Torugart Pass is a border crossing between Kyrgyzstan and China

Torugart Pass is a high mountain pass at an elevation of 3.752m (12,310ft) above sea level, located on the border of Kyrgyzstan and China. 

Torugart Pass

Is difficult to cross the Torugart Pass?

Set high in the Tian Shan mountain range, Torugart is one of Asia’s most unpredictable border posts. There is a ton of paperwork, permits, invitations and checkpoints all the way from Naryn in Kyrgyzstan to Kashgar in China. Without the right preparation, things can go terribly wrong. Even the most painstaking arrangements can be thwarted by logistical gridlock on the Chinese side or by unpredictable border closures (eg for holidays, snow or heaven knows what else). This remote mountain pass is one of two border crossing between Kyrgyzstan and China and it’s billed as one of the most logistically difficult international borders to cross in the world. The pass opens only from 9h - 13h to cross from Kyrgyzstan to China - and from 14h to 18h to cross from China to Kyrgyzstan. It is closed on weekends and holidays - also closed sometimes in winter-. The special regulations and the remoteness of the border post can make this one a daunting experience for the unwary independent traveler. Travelers have often been turned back for not having the right documents. On the contrary, some travelers with no documents seem to have breezed through, breaking all the supposedly inflexible regulations on the way. It is highly unpredictable but we do not suggest that you take any risks. It can all be done in a reliable fashion.

Is the Torugart Pass paved?

The pass links the Naryn Province of Kyrgyzstan (A365 road) and the Xinjiang Autonomous Region of China (S212 road). The road is mostly paved, with unpaved sections on the highest parts.

Is the Torugart Pass open?

This road is theoretically kept open all year, but it's icy and dangerous in winters. It’s normally snow-free from late May through to September. It can close anytime due holidays on either side, or too much traffic. The Chinese side of the pass is a forlorn, high altitude desert landscape where perhaps the border guards have been sent in punishment for indiscretions in more hospitable climes. However, on literally rounding a corner after the no man’s land on the way into Kyrgyzstan, you’ll find the Kyrgyz guards enjoying much more salubrious scenery; lush green mountain meadows undulate away to the horizon, like a cinematic idyll or dramatic extrapolation of a child’s drawing. You’ll be smiling and breathing in deep while setting up camp with this soul-lifting treat spread before you, and the rest of stunning Kyrgyzstan beyond. Most of the traffic through the pass is trucks carrying scrap metal and animal hides from Kyrgyzstan, or porcelain, thermoses, beer and clothing from China. The trucks accumulate in huge tailbacks at both sides, for 500m or more in the mornings. Usually groups and travellers have to switch vehicles on the border line. That means you have to use Chinese transport on Chinese side and Kyrgyz transport on Kyrgyzstan side. The switch is done at the border line of the neutral zone. At this point you have already left one country but haven't entered another.
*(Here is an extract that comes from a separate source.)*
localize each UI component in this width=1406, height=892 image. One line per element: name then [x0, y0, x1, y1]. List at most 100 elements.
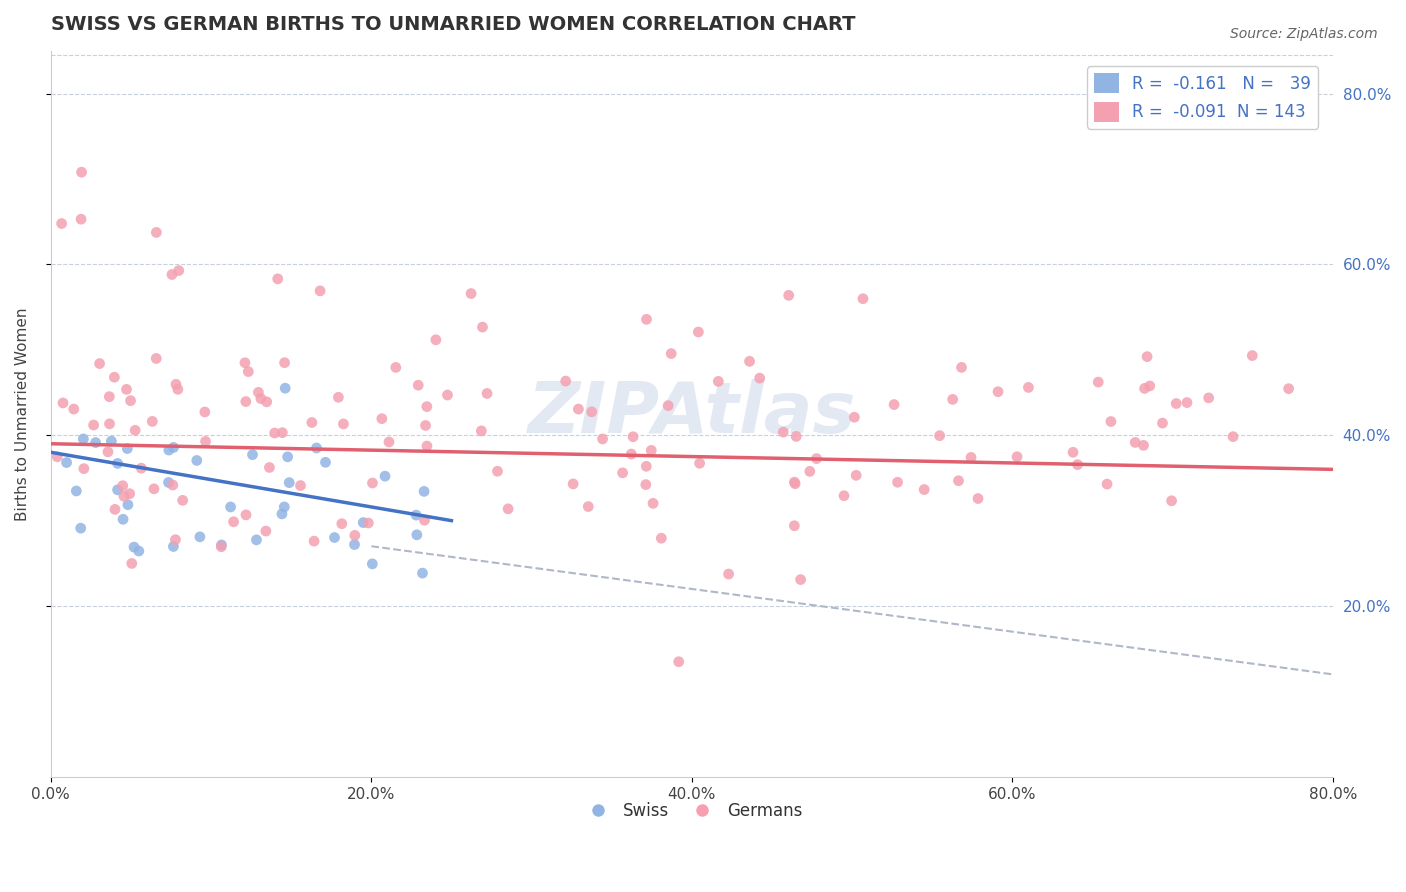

When was the Torugart Pass built?

The pass is known as the favorite crossing for the caravans along the Silk Road and marauding armies of Genghis Khan. The first modern road along the route was built in 1905 by Russians for trade purposes. Wildly scenic, this pass winds its way from the rugged south of Kyrgyzstan through the snow-capped Tian Shan Mountains to the far western reaches of China. It is remote and deserted, and sees relatively few foreigners due to the extraordinary bureaucratic procedures required to get across it. No fewer than five separate checkpoints, with gun-toting soldiers at each checking your documents, luggage checks, x-rays, form filling and long waits.